December 14, 1922: Tug Reliance sinks on Lake Superior, four dead

On this day on Lake Superior in 1922, the tug Reliance became stranded off Lizard Island off the Canadian North Shore on the eastern end of the lake. The Reliance was owned by the Spanish River Paper Company and was taking supplies to its logging camps when she struck a rock, breaking her wheel. Two days later the news out of Saulte Ste. Marie was that she had sunk and that 36 crew members and passengers, including 20 lumberjacks and captain D. A. Williams, were missing. The previous story was clarified: not only had the vessel lost its wheel, but it went down “almost immediately” in a blinding snowstorm. By the nineteenth, newspapers reported that the tug did not sink but was stranded, and that all of the missing had been located except for four men: John McPherson of Booth Fisheries, Fred Regen of the Superior Paper Company, passenger Gus John, and an “unidentified Finlander.” Immediately following the stranding, several men, including Captain Williams, manned two life boats and an auxiliary launch to find help in the blinding snow.
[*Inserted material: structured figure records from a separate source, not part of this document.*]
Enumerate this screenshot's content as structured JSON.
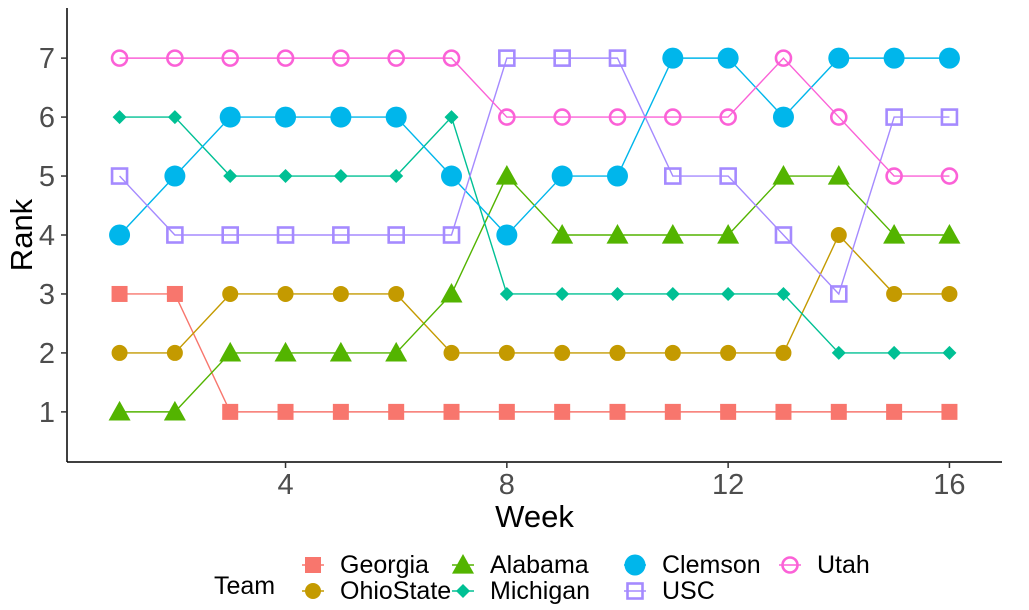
{
  "chart_data": {
    "type": "line",
    "xlabel": "Week",
    "ylabel": "Rank",
    "xlim": [
      0.05,
      16.95
    ],
    "ylim": [
      0.15,
      7.85
    ],
    "x_ticks": [
      4,
      8,
      12,
      16
    ],
    "y_ticks": [
      1,
      2,
      3,
      4,
      5,
      6,
      7
    ],
    "x": [
      1,
      2,
      3,
      4,
      5,
      6,
      7,
      8,
      9,
      10,
      11,
      12,
      13,
      14,
      15,
      16
    ],
    "grid": false,
    "legend": {
      "title": "Team",
      "position": "bottom",
      "items": [
        "Georgia",
        "OhioState",
        "Alabama",
        "Michigan",
        "Clemson",
        "USC",
        "Utah"
      ]
    },
    "series": [
      {
        "name": "Georgia",
        "color": "#F8766D",
        "shape": "square-filled",
        "values": [
          3,
          3,
          1,
          1,
          1,
          1,
          1,
          1,
          1,
          1,
          1,
          1,
          1,
          1,
          1,
          1
        ]
      },
      {
        "name": "OhioState",
        "color": "#C49A00",
        "shape": "circle-filled",
        "values": [
          2,
          2,
          3,
          3,
          3,
          3,
          2,
          2,
          2,
          2,
          2,
          2,
          2,
          4,
          3,
          3
        ]
      },
      {
        "name": "Alabama",
        "color": "#53B400",
        "shape": "triangle-filled",
        "values": [
          1,
          1,
          2,
          2,
          2,
          2,
          3,
          5,
          4,
          4,
          4,
          4,
          5,
          5,
          4,
          4
        ]
      },
      {
        "name": "Michigan",
        "color": "#00C094",
        "shape": "diamond-filled",
        "values": [
          6,
          6,
          5,
          5,
          5,
          5,
          6,
          3,
          3,
          3,
          3,
          3,
          3,
          2,
          2,
          2
        ]
      },
      {
        "name": "Clemson",
        "color": "#00B6EB",
        "shape": "circle-large",
        "values": [
          4,
          5,
          6,
          6,
          6,
          6,
          5,
          4,
          5,
          5,
          7,
          7,
          6,
          7,
          7,
          7
        ]
      },
      {
        "name": "USC",
        "color": "#A58AFF",
        "shape": "square-open",
        "values": [
          5,
          4,
          4,
          4,
          4,
          4,
          4,
          7,
          7,
          7,
          5,
          5,
          4,
          3,
          6,
          6
        ]
      },
      {
        "name": "Utah",
        "color": "#FB61D7",
        "shape": "circle-open",
        "values": [
          7,
          7,
          7,
          7,
          7,
          7,
          7,
          6,
          6,
          6,
          6,
          6,
          7,
          6,
          5,
          5
        ]
      }
    ]
  }
}
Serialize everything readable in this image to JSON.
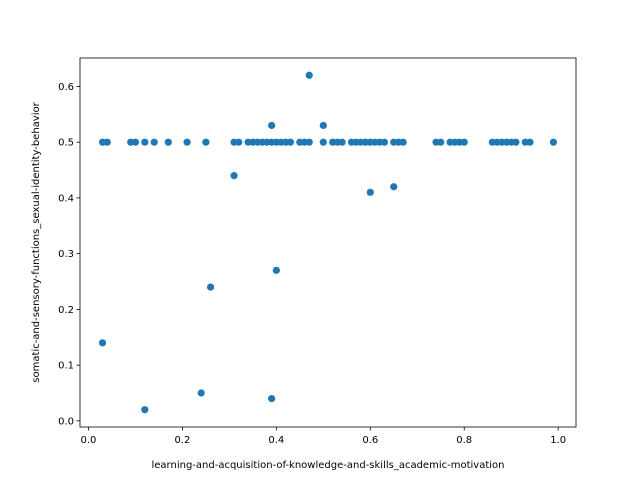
{
  "chart_data": {
    "type": "scatter",
    "xlabel": "learning-and-acquisition-of-knowledge-and-skills_academic-motivation",
    "ylabel": "somatic-and-sensory-functions_sexual-identity-behavior",
    "xlim": [
      -0.018,
      1.038
    ],
    "ylim": [
      -0.011,
      0.651
    ],
    "xticks": [
      0.0,
      0.2,
      0.4,
      0.6,
      0.8,
      1.0
    ],
    "xtick_labels": [
      "0.0",
      "0.2",
      "0.4",
      "0.6",
      "0.8",
      "1.0"
    ],
    "yticks": [
      0.0,
      0.1,
      0.2,
      0.3,
      0.4,
      0.5,
      0.6
    ],
    "ytick_labels": [
      "0.0",
      "0.1",
      "0.2",
      "0.3",
      "0.4",
      "0.5",
      "0.6"
    ],
    "marker_color": "#1f77b4",
    "grid": false,
    "points": [
      {
        "x": 0.03,
        "y": 0.5
      },
      {
        "x": 0.04,
        "y": 0.5
      },
      {
        "x": 0.09,
        "y": 0.5
      },
      {
        "x": 0.1,
        "y": 0.5
      },
      {
        "x": 0.12,
        "y": 0.5
      },
      {
        "x": 0.14,
        "y": 0.5
      },
      {
        "x": 0.17,
        "y": 0.5
      },
      {
        "x": 0.21,
        "y": 0.5
      },
      {
        "x": 0.25,
        "y": 0.5
      },
      {
        "x": 0.31,
        "y": 0.5
      },
      {
        "x": 0.32,
        "y": 0.5
      },
      {
        "x": 0.34,
        "y": 0.5
      },
      {
        "x": 0.35,
        "y": 0.5
      },
      {
        "x": 0.36,
        "y": 0.5
      },
      {
        "x": 0.37,
        "y": 0.5
      },
      {
        "x": 0.38,
        "y": 0.5
      },
      {
        "x": 0.39,
        "y": 0.5
      },
      {
        "x": 0.4,
        "y": 0.5
      },
      {
        "x": 0.41,
        "y": 0.5
      },
      {
        "x": 0.42,
        "y": 0.5
      },
      {
        "x": 0.43,
        "y": 0.5
      },
      {
        "x": 0.45,
        "y": 0.5
      },
      {
        "x": 0.46,
        "y": 0.5
      },
      {
        "x": 0.47,
        "y": 0.5
      },
      {
        "x": 0.5,
        "y": 0.5
      },
      {
        "x": 0.52,
        "y": 0.5
      },
      {
        "x": 0.53,
        "y": 0.5
      },
      {
        "x": 0.54,
        "y": 0.5
      },
      {
        "x": 0.56,
        "y": 0.5
      },
      {
        "x": 0.57,
        "y": 0.5
      },
      {
        "x": 0.58,
        "y": 0.5
      },
      {
        "x": 0.59,
        "y": 0.5
      },
      {
        "x": 0.6,
        "y": 0.5
      },
      {
        "x": 0.61,
        "y": 0.5
      },
      {
        "x": 0.62,
        "y": 0.5
      },
      {
        "x": 0.63,
        "y": 0.5
      },
      {
        "x": 0.65,
        "y": 0.5
      },
      {
        "x": 0.66,
        "y": 0.5
      },
      {
        "x": 0.67,
        "y": 0.5
      },
      {
        "x": 0.74,
        "y": 0.5
      },
      {
        "x": 0.75,
        "y": 0.5
      },
      {
        "x": 0.77,
        "y": 0.5
      },
      {
        "x": 0.78,
        "y": 0.5
      },
      {
        "x": 0.79,
        "y": 0.5
      },
      {
        "x": 0.8,
        "y": 0.5
      },
      {
        "x": 0.86,
        "y": 0.5
      },
      {
        "x": 0.87,
        "y": 0.5
      },
      {
        "x": 0.88,
        "y": 0.5
      },
      {
        "x": 0.89,
        "y": 0.5
      },
      {
        "x": 0.9,
        "y": 0.5
      },
      {
        "x": 0.91,
        "y": 0.5
      },
      {
        "x": 0.93,
        "y": 0.5
      },
      {
        "x": 0.94,
        "y": 0.5
      },
      {
        "x": 0.99,
        "y": 0.5
      },
      {
        "x": 0.47,
        "y": 0.62
      },
      {
        "x": 0.39,
        "y": 0.53
      },
      {
        "x": 0.5,
        "y": 0.53
      },
      {
        "x": 0.31,
        "y": 0.44
      },
      {
        "x": 0.6,
        "y": 0.41
      },
      {
        "x": 0.65,
        "y": 0.42
      },
      {
        "x": 0.4,
        "y": 0.27
      },
      {
        "x": 0.26,
        "y": 0.24
      },
      {
        "x": 0.03,
        "y": 0.14
      },
      {
        "x": 0.24,
        "y": 0.05
      },
      {
        "x": 0.12,
        "y": 0.02
      },
      {
        "x": 0.39,
        "y": 0.04
      }
    ]
  }
}
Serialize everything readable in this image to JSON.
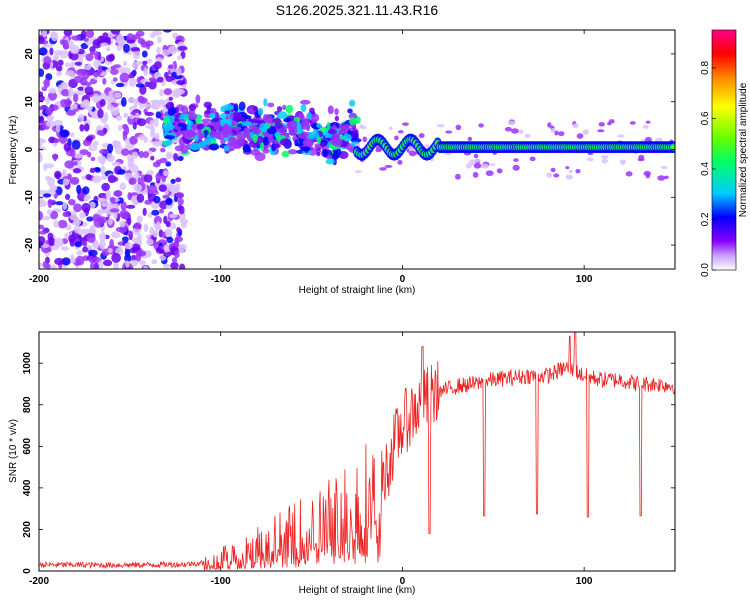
{
  "title": "S126.2025.321.11.43.R16",
  "chart_data": [
    {
      "type": "heatmap",
      "xlabel": "Height of straight line (km)",
      "ylabel": "Frequency (Hz)",
      "xlim": [
        -200,
        150
      ],
      "ylim": [
        -25,
        25
      ],
      "xticks": [
        -200,
        -100,
        0,
        100
      ],
      "yticks": [
        -20,
        -10,
        0,
        10,
        20
      ],
      "colorbar": {
        "label": "Normalized spectral amplitude",
        "range": [
          0,
          0.95
        ],
        "ticks": [
          0.0,
          0.2,
          0.4,
          0.6,
          0.8
        ],
        "colors": [
          "#ffffff",
          "#8800ff",
          "#0000ff",
          "#00ffff",
          "#00ff00",
          "#ffff00",
          "#ff8800",
          "#ff0000",
          "#ff0088"
        ]
      },
      "carrier_line": {
        "x_start": -25,
        "x_end": 150,
        "frequency": 0.5,
        "peak_amplitude": 0.9
      },
      "noise_region": {
        "x_start": -200,
        "x_end": -130,
        "frequency_spread": 25
      },
      "transition_region": {
        "x_start": -130,
        "x_end": -25
      }
    },
    {
      "type": "line",
      "xlabel": "Height of straight line (km)",
      "ylabel": "SNR (10 * v/v)",
      "xlim": [
        -200,
        150
      ],
      "ylim": [
        0,
        1150
      ],
      "xticks": [
        -200,
        -100,
        0,
        100
      ],
      "yticks": [
        0,
        200,
        400,
        600,
        800,
        1000
      ],
      "color": "#ee2222",
      "series": [
        {
          "name": "",
          "x": [
            -200,
            -180,
            -160,
            -140,
            -120,
            -110,
            -100,
            -90,
            -80,
            -70,
            -60,
            -50,
            -40,
            -30,
            -20,
            -15,
            -12,
            -8,
            -5,
            0,
            5,
            10,
            15,
            20,
            30,
            40,
            50,
            60,
            70,
            80,
            90,
            95,
            100,
            110,
            120,
            130,
            140,
            150
          ],
          "y": [
            30,
            30,
            28,
            30,
            32,
            40,
            60,
            90,
            120,
            150,
            170,
            200,
            240,
            280,
            340,
            350,
            420,
            500,
            600,
            700,
            760,
            800,
            840,
            860,
            890,
            900,
            920,
            930,
            940,
            940,
            980,
            960,
            940,
            920,
            920,
            900,
            900,
            890
          ]
        }
      ],
      "dropouts": [
        {
          "x": 15,
          "y": 180
        },
        {
          "x": 45,
          "y": 265
        },
        {
          "x": 74,
          "y": 275
        },
        {
          "x": 102,
          "y": 260
        },
        {
          "x": 131,
          "y": 265
        }
      ],
      "spikes": [
        {
          "x": 11,
          "y": 1080
        },
        {
          "x": 92,
          "y": 1130
        },
        {
          "x": 95,
          "y": 1150
        }
      ]
    }
  ]
}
A group of nine trekked 16 miles in the snow before their safety was ensured, but along the way they were forced to abandon the tug’s cook and his wife after she was overcome with exhaustion (they were later found and saved). After four days of waiting for help, fireman Billy Gow volunteered to jump into the icy waters and swim to land carrying a rope tied to the tugboat. The rope would was then used to pull a small makeshift raft from the tug to shore so the remaining passengers could reach the shore. Eventually other vessels arrived to save the passengers.